I have read and loved all Joe Simpson’s non-fiction books; torn between admiration of his courage and disbelief at the way he repeatedly puts himself in danger. I was unaware that he’d made the move into fiction writing until this book popped through my letter box, but I’ve since discovered that this is actually his second fiction novel. Once again I’m torn – this time between wanting him to go back into those dangerous situations (so he’s able to write another non-fiction account of his adventures) and being pleased that he has at last decided to stay inside and do nothing more dangerous than sharpen pencils.
The Sound of Gravity begins with a climbing accident in the Alps. A man has to let go of his girlfriend’s hand, leaving her to fall to her death and him with a decade of guilt. The book goes on to cover events leading up to this tragedy and details of his slow recovery afterwards.

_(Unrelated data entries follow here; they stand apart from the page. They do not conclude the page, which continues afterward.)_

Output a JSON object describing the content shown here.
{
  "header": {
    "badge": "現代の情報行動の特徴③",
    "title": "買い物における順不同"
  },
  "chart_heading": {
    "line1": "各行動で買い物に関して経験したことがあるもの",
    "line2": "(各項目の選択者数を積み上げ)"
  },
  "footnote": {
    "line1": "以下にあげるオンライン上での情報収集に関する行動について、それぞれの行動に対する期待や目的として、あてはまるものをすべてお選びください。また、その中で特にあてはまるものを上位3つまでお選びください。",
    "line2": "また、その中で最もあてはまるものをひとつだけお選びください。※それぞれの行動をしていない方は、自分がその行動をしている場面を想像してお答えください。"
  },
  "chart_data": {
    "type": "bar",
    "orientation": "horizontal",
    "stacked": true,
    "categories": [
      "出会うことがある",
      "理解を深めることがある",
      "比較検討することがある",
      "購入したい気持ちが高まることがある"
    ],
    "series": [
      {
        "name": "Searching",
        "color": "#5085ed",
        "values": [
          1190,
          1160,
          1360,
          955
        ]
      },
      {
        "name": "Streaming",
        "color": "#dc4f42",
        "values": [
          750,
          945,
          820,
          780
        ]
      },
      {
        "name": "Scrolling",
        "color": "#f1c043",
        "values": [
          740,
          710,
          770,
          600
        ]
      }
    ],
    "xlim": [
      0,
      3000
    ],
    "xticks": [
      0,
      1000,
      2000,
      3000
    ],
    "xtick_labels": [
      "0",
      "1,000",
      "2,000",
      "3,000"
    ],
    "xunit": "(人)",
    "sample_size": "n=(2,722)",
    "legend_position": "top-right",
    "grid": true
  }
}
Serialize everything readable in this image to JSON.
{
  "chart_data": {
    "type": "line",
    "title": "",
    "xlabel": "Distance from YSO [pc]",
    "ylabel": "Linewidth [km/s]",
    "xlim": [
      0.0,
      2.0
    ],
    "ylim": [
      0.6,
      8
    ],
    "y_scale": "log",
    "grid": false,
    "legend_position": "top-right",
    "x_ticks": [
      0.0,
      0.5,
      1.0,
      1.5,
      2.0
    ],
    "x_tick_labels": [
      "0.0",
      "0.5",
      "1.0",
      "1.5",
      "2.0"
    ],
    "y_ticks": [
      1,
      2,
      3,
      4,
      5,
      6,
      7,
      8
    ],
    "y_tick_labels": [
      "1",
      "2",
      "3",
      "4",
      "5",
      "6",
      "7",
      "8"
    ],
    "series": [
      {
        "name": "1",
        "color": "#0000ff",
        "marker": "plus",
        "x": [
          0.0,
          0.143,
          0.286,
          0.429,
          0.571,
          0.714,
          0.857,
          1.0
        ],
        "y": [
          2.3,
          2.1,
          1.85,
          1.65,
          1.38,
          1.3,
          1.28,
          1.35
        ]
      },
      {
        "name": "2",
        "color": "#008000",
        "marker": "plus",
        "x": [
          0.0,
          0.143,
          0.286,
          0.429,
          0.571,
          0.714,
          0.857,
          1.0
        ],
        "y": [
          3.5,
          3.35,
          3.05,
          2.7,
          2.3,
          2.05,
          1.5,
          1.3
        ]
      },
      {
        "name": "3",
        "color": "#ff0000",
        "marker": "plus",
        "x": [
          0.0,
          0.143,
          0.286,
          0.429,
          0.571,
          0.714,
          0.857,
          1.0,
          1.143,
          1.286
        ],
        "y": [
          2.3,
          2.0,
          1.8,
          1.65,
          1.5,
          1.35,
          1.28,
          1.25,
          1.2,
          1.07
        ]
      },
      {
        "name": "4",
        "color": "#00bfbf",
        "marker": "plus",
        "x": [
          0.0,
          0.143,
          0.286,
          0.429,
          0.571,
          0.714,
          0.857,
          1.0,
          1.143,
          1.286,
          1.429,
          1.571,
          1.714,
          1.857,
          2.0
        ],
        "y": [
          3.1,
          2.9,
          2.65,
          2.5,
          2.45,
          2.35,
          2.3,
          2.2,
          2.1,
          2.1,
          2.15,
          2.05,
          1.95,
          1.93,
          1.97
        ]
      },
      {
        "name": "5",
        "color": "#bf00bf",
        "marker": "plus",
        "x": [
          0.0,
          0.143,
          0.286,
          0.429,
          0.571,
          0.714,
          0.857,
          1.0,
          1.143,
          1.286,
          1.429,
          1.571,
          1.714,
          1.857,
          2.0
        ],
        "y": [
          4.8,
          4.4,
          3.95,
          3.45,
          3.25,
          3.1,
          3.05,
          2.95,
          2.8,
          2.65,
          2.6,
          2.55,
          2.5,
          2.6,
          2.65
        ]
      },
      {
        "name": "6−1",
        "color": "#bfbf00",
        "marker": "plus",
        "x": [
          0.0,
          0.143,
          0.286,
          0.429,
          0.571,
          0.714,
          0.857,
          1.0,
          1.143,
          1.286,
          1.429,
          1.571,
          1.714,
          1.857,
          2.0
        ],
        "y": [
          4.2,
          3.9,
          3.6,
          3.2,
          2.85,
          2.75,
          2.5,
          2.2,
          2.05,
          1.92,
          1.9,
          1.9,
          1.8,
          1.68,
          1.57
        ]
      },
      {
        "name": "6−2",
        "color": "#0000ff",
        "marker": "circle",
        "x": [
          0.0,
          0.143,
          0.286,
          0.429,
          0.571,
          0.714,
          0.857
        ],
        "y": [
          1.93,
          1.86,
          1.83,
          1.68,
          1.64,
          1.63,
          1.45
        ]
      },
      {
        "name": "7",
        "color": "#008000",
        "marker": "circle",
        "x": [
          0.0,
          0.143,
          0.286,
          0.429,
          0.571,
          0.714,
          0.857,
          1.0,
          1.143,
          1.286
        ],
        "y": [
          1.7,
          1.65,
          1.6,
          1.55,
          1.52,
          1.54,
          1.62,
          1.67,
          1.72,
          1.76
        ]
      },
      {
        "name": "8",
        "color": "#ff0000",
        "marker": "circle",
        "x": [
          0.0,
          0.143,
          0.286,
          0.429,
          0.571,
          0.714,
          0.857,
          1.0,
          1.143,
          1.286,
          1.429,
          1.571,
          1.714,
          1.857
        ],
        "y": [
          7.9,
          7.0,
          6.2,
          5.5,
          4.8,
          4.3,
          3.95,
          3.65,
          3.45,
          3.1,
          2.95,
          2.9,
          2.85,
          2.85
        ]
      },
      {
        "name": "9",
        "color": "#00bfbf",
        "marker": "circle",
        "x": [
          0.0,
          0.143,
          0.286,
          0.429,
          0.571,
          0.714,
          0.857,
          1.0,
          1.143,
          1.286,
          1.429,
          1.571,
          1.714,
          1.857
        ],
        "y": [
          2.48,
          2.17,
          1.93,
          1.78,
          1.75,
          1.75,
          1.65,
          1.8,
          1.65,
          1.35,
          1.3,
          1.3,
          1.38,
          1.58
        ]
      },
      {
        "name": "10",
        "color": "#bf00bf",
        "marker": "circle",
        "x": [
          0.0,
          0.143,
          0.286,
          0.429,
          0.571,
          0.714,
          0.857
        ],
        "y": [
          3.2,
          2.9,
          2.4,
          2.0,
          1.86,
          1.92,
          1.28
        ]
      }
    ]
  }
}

I initially loved the vivid descriptions of both the surroundings and the raw emotions.
But after a while I began to get snow fatigue. Every page seemed to describe yet another snowy outcrop, each with its own near-death experience.
This left me thinking about the differences between fiction and non-fiction. Did I only love Joe Simpson’s previous books because I knew they were true? Were the endless near-misses so much more exciting because they involved the lives of real people? I guess it all comes down to the fact that I just didn’t care about the characters in this book – they had so many accidents that each one began to lose its significance.
If you’re new to Joe Simpson I recommend starting with Touching The Void. The Touching The Void DVD is also very good, especially the extra feature documentary – it is, in my opinion, the best extra feature I’ve ever found on a DVD.
I’m sure that the technical details will mean that this book will appeal to climbers, but I think the average reader will prefer his non-fiction titles.
Have you read any of Joe Simpson’s books?